Thanks to everyone in my Shrinking Jeans group though! Without them, I would never had started, I would be sitting on my couch, 191 pounds, miserable, and wishing I would think to do something. 12 pounds might not seem like much in 5 months, but if I hadn't joined this group, it wouldn't have been anything at all. I'm super grateful for all of them! 





Thursday, May 1, 2014

Woo Hoo! Mayday!


I made it! Oh my gosh, I made it.... I walked a 5k... I can't believe it... I thought I was going to fall over. Wanna know what's worse? My dumbass had the car keys, so if for some reason I couldn't do it (like... I dunno, asthma problems, or got hit by a car) the hubs wouldn't be able to get to me easily! Geez!

BUT! I did it! And I didn't die either (bonus points for that one)! I realized something too, while I was walking... first of all... when I walk at work, I have to walk around the building 2 times to get about 3/4 of a mile, or 3 times for a mile. So I thought this task of a 5k would be pretty easy. But when I took off out my door, and walked halfway across town, and had just barely made it a mile, I thought two things... 1. Crap, this is really harder than I thought! and 2. Our town is too shittin' small! 

So I don't know if you can tell from these pictures, but on the left is the whole town, and on the right is my walk... I basically walked most of the town in 3.5 miles... Sad lol

So, I walked, and walked, and walked.... and eventually I made it. I actually walked a little bit further, because I'm a dingtard, and didn't know how far I should go, since the town is so small, so by the time I made it back to the house, it was actually 3.5 miles. :)

I'm going to recap a few things, for you, but mostly for me, because it's good to see where you've been... 

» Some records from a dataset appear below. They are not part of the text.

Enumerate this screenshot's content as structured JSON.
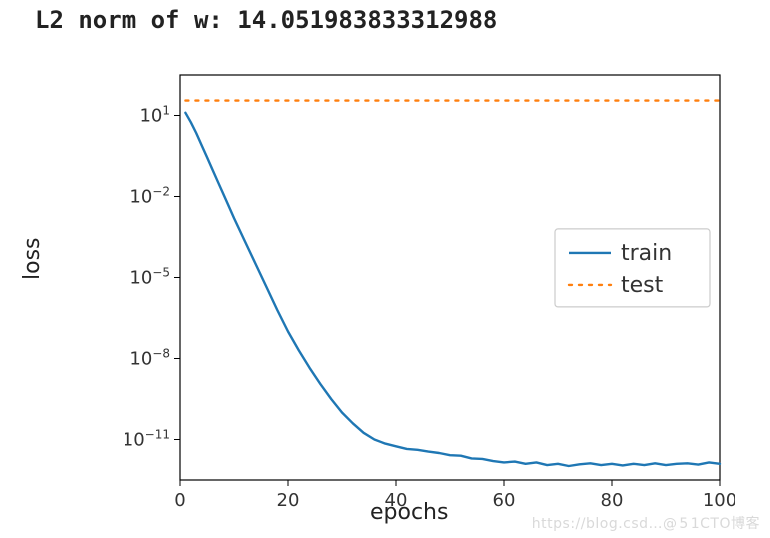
{
  "header": {
    "text": "L2 norm of w: 14.051983833312988"
  },
  "chart": {
    "type": "line",
    "xlabel": "epochs",
    "ylabel": "loss",
    "xlim": [
      0,
      100
    ],
    "ylim_exp": [
      -12.5,
      2.5
    ],
    "scale": "log",
    "x_ticks": [
      0,
      20,
      40,
      60,
      80,
      100
    ],
    "y_tick_exponents": [
      -11,
      -8,
      -5,
      -2,
      1
    ],
    "background_color": "#ffffff",
    "border_color": "#000000",
    "tick_fontsize": 18,
    "label_fontsize": 22,
    "line_width": 2.4,
    "series": {
      "train": {
        "color": "#1f77b4",
        "dash": "none",
        "points_log10": [
          [
            1,
            1.1
          ],
          [
            2,
            0.75
          ],
          [
            3,
            0.35
          ],
          [
            4,
            -0.1
          ],
          [
            5,
            -0.55
          ],
          [
            6,
            -1.0
          ],
          [
            7,
            -1.45
          ],
          [
            8,
            -1.9
          ],
          [
            9,
            -2.35
          ],
          [
            10,
            -2.8
          ],
          [
            12,
            -3.65
          ],
          [
            14,
            -4.5
          ],
          [
            16,
            -5.35
          ],
          [
            18,
            -6.2
          ],
          [
            20,
            -7.0
          ],
          [
            22,
            -7.7
          ],
          [
            24,
            -8.35
          ],
          [
            26,
            -8.95
          ],
          [
            28,
            -9.5
          ],
          [
            30,
            -10.0
          ],
          [
            32,
            -10.4
          ],
          [
            34,
            -10.75
          ],
          [
            36,
            -11.0
          ],
          [
            38,
            -11.15
          ],
          [
            40,
            -11.25
          ],
          [
            42,
            -11.35
          ],
          [
            44,
            -11.38
          ],
          [
            46,
            -11.45
          ],
          [
            48,
            -11.5
          ],
          [
            50,
            -11.58
          ],
          [
            52,
            -11.6
          ],
          [
            54,
            -11.7
          ],
          [
            56,
            -11.72
          ],
          [
            58,
            -11.8
          ],
          [
            60,
            -11.85
          ],
          [
            62,
            -11.82
          ],
          [
            64,
            -11.9
          ],
          [
            66,
            -11.85
          ],
          [
            68,
            -11.95
          ],
          [
            70,
            -11.9
          ],
          [
            72,
            -11.98
          ],
          [
            74,
            -11.92
          ],
          [
            76,
            -11.88
          ],
          [
            78,
            -11.95
          ],
          [
            80,
            -11.9
          ],
          [
            82,
            -11.96
          ],
          [
            84,
            -11.9
          ],
          [
            86,
            -11.95
          ],
          [
            88,
            -11.88
          ],
          [
            90,
            -11.95
          ],
          [
            92,
            -11.9
          ],
          [
            94,
            -11.88
          ],
          [
            96,
            -11.93
          ],
          [
            98,
            -11.85
          ],
          [
            100,
            -11.9
          ]
        ]
      },
      "test": {
        "color": "#ff7f0e",
        "dash": "dotted",
        "points_log10": [
          [
            1,
            1.55
          ],
          [
            100,
            1.55
          ]
        ]
      }
    },
    "legend": {
      "position": "right",
      "labels": {
        "train": "train",
        "test": "test"
      },
      "border_color": "#cccccc"
    }
  },
  "watermark": "https://blog.csd…@ 5 1CTO博客"
}
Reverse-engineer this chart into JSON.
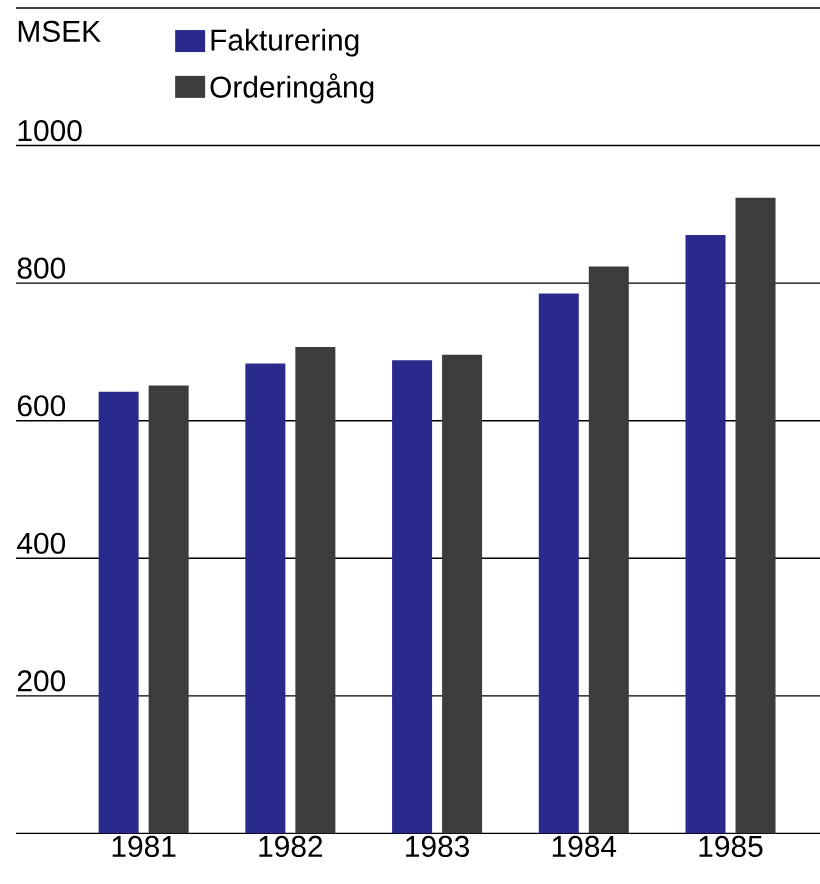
{
  "chart_data": {
    "type": "bar",
    "ylabel": "MSEK",
    "categories": [
      "1981",
      "1982",
      "1983",
      "1984",
      "1985"
    ],
    "series": [
      {
        "name": "Fakturering",
        "color": "#2a2a8c",
        "values": [
          642,
          683,
          688,
          785,
          870
        ]
      },
      {
        "name": "Orderingång",
        "color": "#3c3c3c",
        "values": [
          651,
          707,
          696,
          824,
          924
        ]
      }
    ],
    "ylim": [
      0,
      1200
    ],
    "yticks": [
      {
        "value": 0,
        "label": null
      },
      200,
      400,
      600,
      800,
      1000,
      {
        "value": 1200,
        "label": null
      }
    ],
    "grid": "y",
    "legend": "top left"
  }
}
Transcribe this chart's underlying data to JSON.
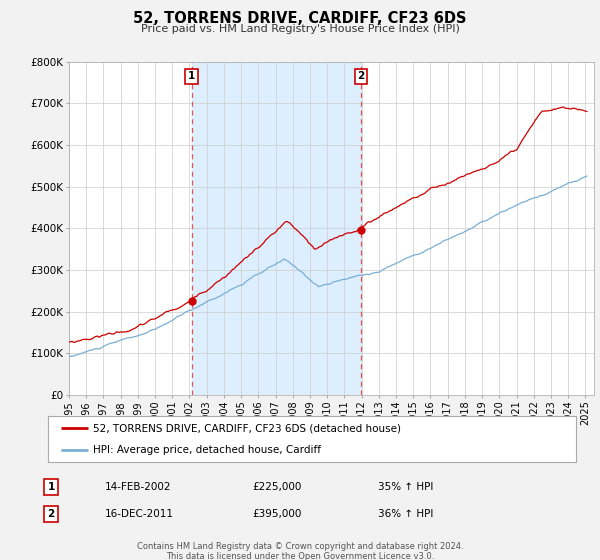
{
  "title": "52, TORRENS DRIVE, CARDIFF, CF23 6DS",
  "subtitle": "Price paid vs. HM Land Registry's House Price Index (HPI)",
  "background_color": "#f2f2f2",
  "plot_bg_color": "#ffffff",
  "shaded_region_color": "#ddeeff",
  "grid_color": "#cccccc",
  "red_line_color": "#cc0000",
  "blue_line_color": "#7aafd4",
  "annotation1": {
    "label": "1",
    "date_x": 2002.12,
    "price": 225000,
    "date_str": "14-FEB-2002",
    "price_str": "£225,000",
    "hpi_str": "35% ↑ HPI"
  },
  "annotation2": {
    "label": "2",
    "date_x": 2011.96,
    "price": 395000,
    "date_str": "16-DEC-2011",
    "price_str": "£395,000",
    "hpi_str": "36% ↑ HPI"
  },
  "legend_line1": "52, TORRENS DRIVE, CARDIFF, CF23 6DS (detached house)",
  "legend_line2": "HPI: Average price, detached house, Cardiff",
  "footer_line1": "Contains HM Land Registry data © Crown copyright and database right 2024.",
  "footer_line2": "This data is licensed under the Open Government Licence v3.0.",
  "ylim": [
    0,
    800000
  ],
  "xlim": [
    1995.0,
    2025.5
  ],
  "yticks": [
    0,
    100000,
    200000,
    300000,
    400000,
    500000,
    600000,
    700000,
    800000
  ],
  "ytick_labels": [
    "£0",
    "£100K",
    "£200K",
    "£300K",
    "£400K",
    "£500K",
    "£600K",
    "£700K",
    "£800K"
  ],
  "xticks": [
    1995,
    1996,
    1997,
    1998,
    1999,
    2000,
    2001,
    2002,
    2003,
    2004,
    2005,
    2006,
    2007,
    2008,
    2009,
    2010,
    2011,
    2012,
    2013,
    2014,
    2015,
    2016,
    2017,
    2018,
    2019,
    2020,
    2021,
    2022,
    2023,
    2024,
    2025
  ]
}
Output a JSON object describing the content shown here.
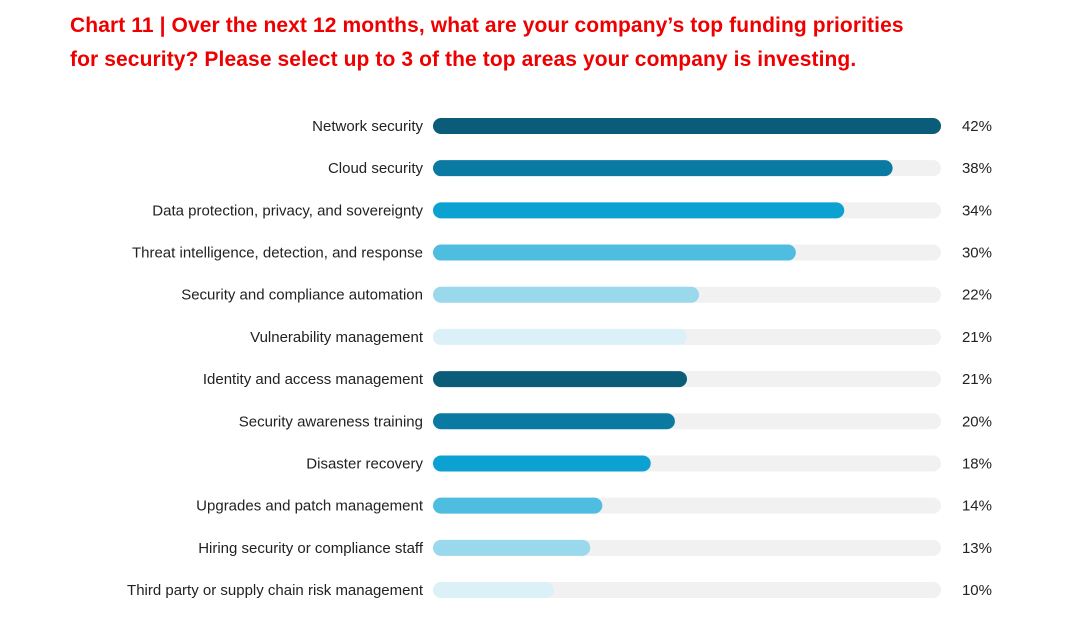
{
  "chart_data": {
    "type": "bar",
    "orientation": "horizontal",
    "title_line1": "Chart 11  |  Over the next 12 months, what are your company’s top funding priorities",
    "title_line2": "for security? Please select up to 3 of the top areas your company is investing.",
    "categories": [
      "Network security",
      "Cloud security",
      "Data protection, privacy, and sovereignty",
      "Threat intelligence, detection, and response",
      "Security and compliance automation",
      "Vulnerability management",
      "Identity and access management",
      "Security awareness training",
      "Disaster recovery",
      "Upgrades and patch management",
      "Hiring security or compliance staff",
      "Third party or supply chain risk management"
    ],
    "values": [
      42,
      38,
      34,
      30,
      22,
      21,
      21,
      20,
      18,
      14,
      13,
      10
    ],
    "value_labels": [
      "42%",
      "38%",
      "34%",
      "30%",
      "22%",
      "21%",
      "21%",
      "20%",
      "18%",
      "14%",
      "13%",
      "10%"
    ],
    "xlim": [
      0,
      42
    ],
    "unit": "%",
    "colors": [
      "#0a5c78",
      "#0b7aa3",
      "#0ba1d0",
      "#4fbde0",
      "#9ad8ec",
      "#dcf0f8",
      "#0a5c78",
      "#0b7aa3",
      "#0ba1d0",
      "#4fbde0",
      "#9ad8ec",
      "#dcf0f8"
    ],
    "track_color": "#f1f1f1",
    "legend": "none",
    "grid": false
  }
}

At the beginning of April, I was so close to giving up, as a matter of fact, I even blogged about it just 20 days ago. My my, how things can change! The day after easter, I started walking while at work during my breaks, one to two times a night, and upped my walking in general at work while on the unit. I made sure to get up and move around. I've been dancing at home, too. I haven't even had any candy in 2 days! So what was my final weigh in for April? 

April 1- 184.2
April 30-181

But honestly, I only started walking a week or so before the end of the month. I'm pretty pleased with that number. I also mentioned in the post where I almost quit that I had wanted to get in about 50 miles last month. Well? How about 57.5?? KABOOM! And the bestest part?? 31.5 of that was from when I started really committing the day after easter. That's 9 days. Ya heard me.... NINE. You know what that means? I can actually do this! Hot Damn!

I'm ready for what this next month will bring. I'm ready for my trip to Mordor and I'm ready to really kick some ass!